Vista Supports Enhanced DRM Protection

[Aegis]

Straight from Microsoft's kernel improvement documentation:

The Windows Vista operating system introduces a new type of process, called a protected process, that enhances support for digital rights management functionality in Windows Vista and Windows Longhorn Server. These protected processes exist alongside typical processes in Windows Vista.

Differences between a Typical Process and a Protected Process. The primary difference between a typical Windows process and a protected process is the level of access that other processes in the system can obtain to protected processes.

In earlier versions of Windows operating systems, before Windows Vista, the process model allows a parent process to acquire a handle to and manipulate the state of any child process it creates. Similarly, processes that are created by users with sufficient privileges (that is, a system administrator) can access and manipulate the state of all processes on the system. This behavior remains unchanged for typical Windows processes. However, the level of access to protected processes and to threads within those processes is significantly more constrained in Windows Vista.

Significant Functionality Constraints of Protected Processes. Developers who are accustomed to interacting with typical Windows processes will notice the following significant differences in interacting with protected processes. A typical Windows process cannot take the following actions on a protected process:

1. Inject a thread into another process.
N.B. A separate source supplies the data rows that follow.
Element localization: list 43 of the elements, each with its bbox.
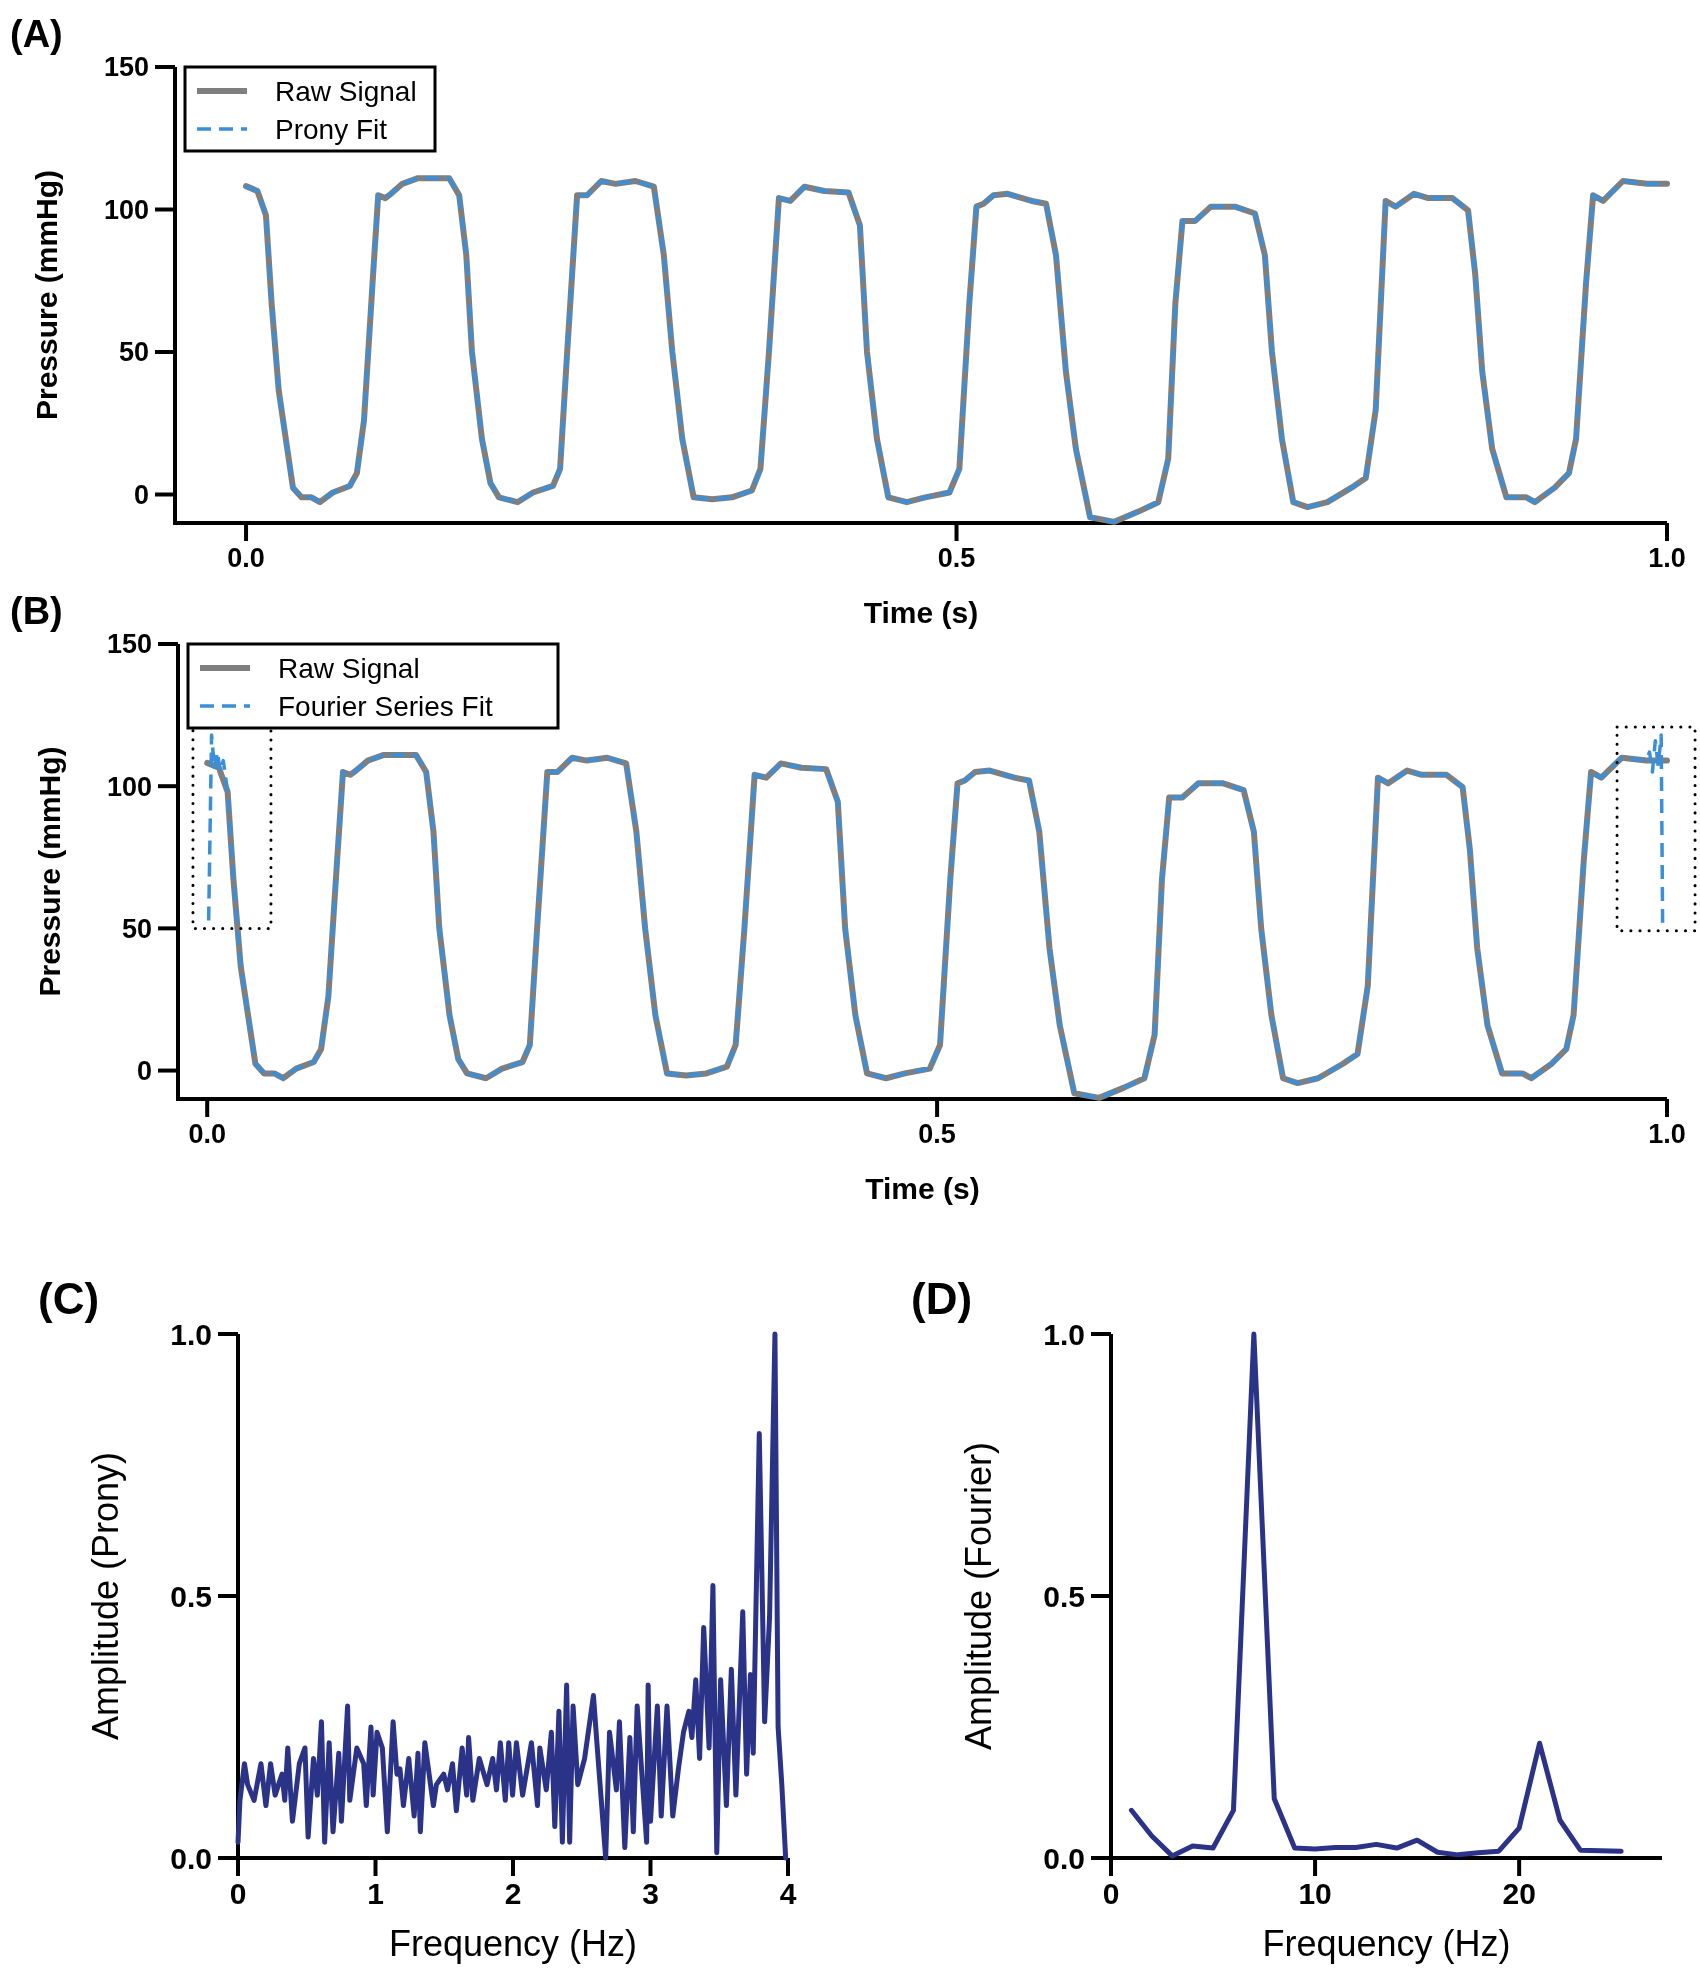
chart-title: (D) bbox=[911, 1274, 973, 1323]
legend-label: Fourier Series Fit bbox=[278, 690, 493, 722]
x-axis-title: Frequency (Hz) bbox=[388, 1923, 638, 1964]
y-tick-label: 0 bbox=[133, 479, 149, 510]
x-axis-title: Time (s) bbox=[865, 1172, 980, 1205]
x-tick-label: 4 bbox=[779, 1877, 797, 1910]
legend-label: Prony Fit bbox=[275, 113, 388, 145]
x-tick-label: 0.5 bbox=[937, 542, 976, 573]
y-tick-label: 0.5 bbox=[1043, 1579, 1085, 1613]
legend-label: Raw Signal bbox=[275, 75, 417, 107]
x-tick-label: 3 bbox=[642, 1877, 659, 1910]
y-tick-label: 100 bbox=[106, 771, 152, 802]
y-tick-label: 100 bbox=[103, 194, 149, 225]
y-tick-label: 50 bbox=[121, 913, 152, 944]
y-tick-label: 1.0 bbox=[1043, 1317, 1085, 1351]
y-tick-label: 0.5 bbox=[170, 1579, 212, 1613]
x-tick-label: 0 bbox=[1102, 1877, 1120, 1910]
y-axis-title: Pressure (mmHg) bbox=[33, 746, 66, 997]
y-axis-title: Amplitude (Prony) bbox=[85, 1451, 126, 1741]
chart-title: (B) bbox=[10, 590, 63, 632]
x-tick-label: 0.0 bbox=[227, 542, 265, 573]
x-tick-label: 0.5 bbox=[918, 1118, 956, 1149]
y-axis-title: Pressure (mmHg) bbox=[30, 169, 63, 421]
x-axis-title: Time (s) bbox=[863, 596, 979, 629]
legend-label: Raw Signal bbox=[278, 652, 420, 684]
x-tick-label: 2 bbox=[504, 1877, 522, 1910]
y-tick-label: 0.0 bbox=[1043, 1841, 1085, 1875]
y-tick-label: 150 bbox=[103, 52, 149, 83]
chart-title: (C) bbox=[38, 1274, 100, 1323]
x-tick-label: 1.0 bbox=[1648, 1118, 1686, 1149]
y-tick-label: 0 bbox=[136, 1056, 152, 1087]
x-tick-label: 1.0 bbox=[1648, 542, 1686, 573]
x-axis-title: Frequency (Hz) bbox=[1262, 1923, 1511, 1964]
y-axis-title: Amplitude (Fourier) bbox=[958, 1441, 999, 1751]
x-tick-label: 0 bbox=[229, 1877, 247, 1910]
x-tick-label: 10 bbox=[1298, 1877, 1332, 1910]
y-tick-label: 0.0 bbox=[170, 1841, 212, 1875]
chart-title: (A) bbox=[10, 13, 63, 55]
y-tick-label: 1.0 bbox=[170, 1317, 212, 1351]
x-tick-label: 20 bbox=[1502, 1877, 1536, 1910]
y-tick-label: 50 bbox=[118, 337, 149, 368]
y-tick-label: 150 bbox=[106, 629, 152, 660]
x-tick-label: 1 bbox=[367, 1877, 384, 1910]
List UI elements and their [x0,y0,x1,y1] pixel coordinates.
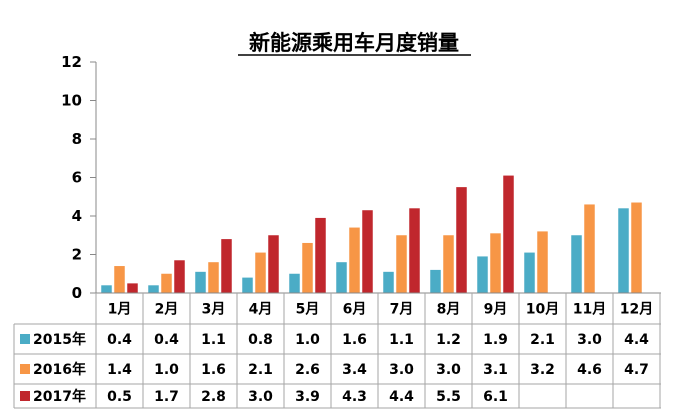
table-cell-value: 3.0 [389,362,414,378]
bar-1-6 [336,262,347,293]
bar-1-2 [148,285,159,293]
bar-1-11 [571,235,582,293]
table-cell-value: 2.6 [295,362,320,378]
bar-2-2 [161,273,172,293]
table-cell-value: 0.4 [154,332,179,348]
x-category-label: 5月 [296,302,320,318]
bar-1-12 [618,208,629,293]
bar-2-9 [490,233,501,293]
bar-3-8 [456,187,467,293]
legend-label-3: 2017年 [33,388,86,405]
x-category-label: 6月 [343,302,367,318]
bar-3-9 [503,175,514,293]
bar-1-10 [524,252,535,293]
table-cell-value: 2.1 [248,362,273,378]
legend-swatch-1 [20,334,30,344]
bar-2-12 [631,202,642,293]
chart-title: 新能源乘用车月度销量 [249,31,459,55]
table-cell-value: 1.0 [154,362,179,378]
bar-3-4 [268,235,279,293]
bar-3-2 [174,260,185,293]
table-cell-value: 1.6 [201,362,226,378]
table-cell-value: 4.3 [342,389,367,405]
table-cell-value: 1.2 [436,332,461,348]
y-tick-label: 6 [72,169,82,187]
table-cell-value: 3.4 [342,362,367,378]
legend-swatch-2 [20,364,30,374]
table-cell-value: 0.8 [248,332,273,348]
bar-2-7 [396,235,407,293]
bars [101,175,642,293]
table-cell-value: 4.7 [624,362,649,378]
x-category-label: 3月 [202,302,226,318]
bar-3-1 [127,283,138,293]
table-cell-value: 3.9 [295,389,320,405]
y-tick-label: 8 [72,130,82,148]
legend-swatch-3 [20,391,30,401]
x-category-label: 8月 [437,302,461,318]
table-cell-value: 1.1 [389,332,414,348]
bar-1-7 [383,271,394,293]
bar-1-3 [195,271,206,293]
table-cell-value: 5.5 [436,389,461,405]
table-cell-value: 4.6 [577,362,602,378]
y-tick-label: 0 [72,284,82,302]
table-cell-value: 6.1 [483,389,508,405]
bar-1-1 [101,285,112,293]
table-cell-value: 2.8 [201,389,226,405]
x-category-label: 2月 [155,302,179,318]
bar-3-7 [409,208,420,293]
bar-2-5 [302,242,313,293]
x-category-label: 4月 [249,302,273,318]
table-cell-value: 1.9 [483,332,508,348]
table-cell-value: 3.0 [248,389,273,405]
y-tick-label: 12 [61,53,82,71]
x-category-label: 1月 [108,302,132,318]
legend-label-2: 2016年 [33,361,86,378]
x-category-label: 11月 [573,302,606,318]
y-tick-label: 10 [61,92,82,110]
bar-2-6 [349,227,360,293]
bar-2-10 [537,231,548,293]
x-category-label: 7月 [390,302,414,318]
bar-2-8 [443,235,454,293]
bar-2-11 [584,204,595,293]
table-cell-value: 0.5 [107,389,132,405]
bar-1-8 [430,269,441,293]
table-cell-value: 1.1 [201,332,226,348]
y-tick-label: 4 [72,207,82,225]
bar-2-3 [208,262,219,293]
table-cell-value: 3.0 [577,332,602,348]
bar-1-4 [242,277,253,293]
table-cell-value: 4.4 [624,332,649,348]
table-cell-value: 3.0 [436,362,461,378]
bar-2-4 [255,252,266,293]
table-cell-value: 3.2 [530,362,555,378]
bar-1-9 [477,256,488,293]
legend-label-1: 2015年 [33,331,86,348]
table-cell-value: 1.6 [342,332,367,348]
x-category-label: 9月 [484,302,508,318]
table-cell-value: 1.4 [107,362,132,378]
x-category-label: 10月 [526,302,559,318]
bar-3-3 [221,239,232,293]
x-category-label: 12月 [620,302,653,318]
y-axis: 0 2 4 6 8 10 12 [61,53,97,302]
bar-1-5 [289,273,300,293]
bar-3-5 [315,217,326,293]
table-cell-value: 1.7 [154,389,179,405]
table-cell-value: 2.1 [530,332,555,348]
table-cell-value: 3.1 [483,362,508,378]
table-cell-value: 0.4 [107,332,132,348]
data-table: 1月 2月 3月 4月 5月 6月 7月 8月 9月 10月 11月 12月 2015年 0.4 0.4 1.… [13,292,661,409]
table-cell-value: 4.4 [389,389,414,405]
bar-2-1 [114,266,125,293]
bar-3-6 [362,210,373,293]
y-tick-label: 2 [72,246,82,264]
table-cell-value: 1.0 [295,332,320,348]
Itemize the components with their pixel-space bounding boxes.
A call to CreateRemoteThread requires a handle that must have the PROCESS_CREATE_THREAD, PROCESS_QUERY_INFORMATION, PROCESS_VM_OPERATION, PROCESS_VM_WRITE, and PROCESS_VM_READ access rights

2. Debug an active protected process. A call to DebugActiveProcess requires PROCESS_ALL_ACCESS.

Which Applications Can Create a Protected Process. Currently only the Windows Protected Media Path can create protected processes.

Vendors of any product that monitors and reports on processes in the system (such as software debuggers, anti-malware applications, and so on) should be aware of the specific constraints on protected processes and should test their software on systems that are running protected processes.

For the uninitiated, most tools designed to bypass DRM do so by the inject/debug techniques. Also note that this protection is built into the kernel. Any attempts to modify the kernel will result in a BSOD, so there is no way to disable this protection.

Edited July 13, 2006 by Aegis

[LLXX]

Any attempts to modify the kernel will result in a BSOD, so there is no way to disable this protection.

There's always a workaround... but this is probably one of the main reasons why I'm not going to be switching to Vista.

[Aegis]

Nope, I doubt it. Windows Server 2003 SP1 and Windows x64 Edition also contain this protection (which is the reason why no one can create a custom bootscreen for these OSes) and it has yet to be cracked.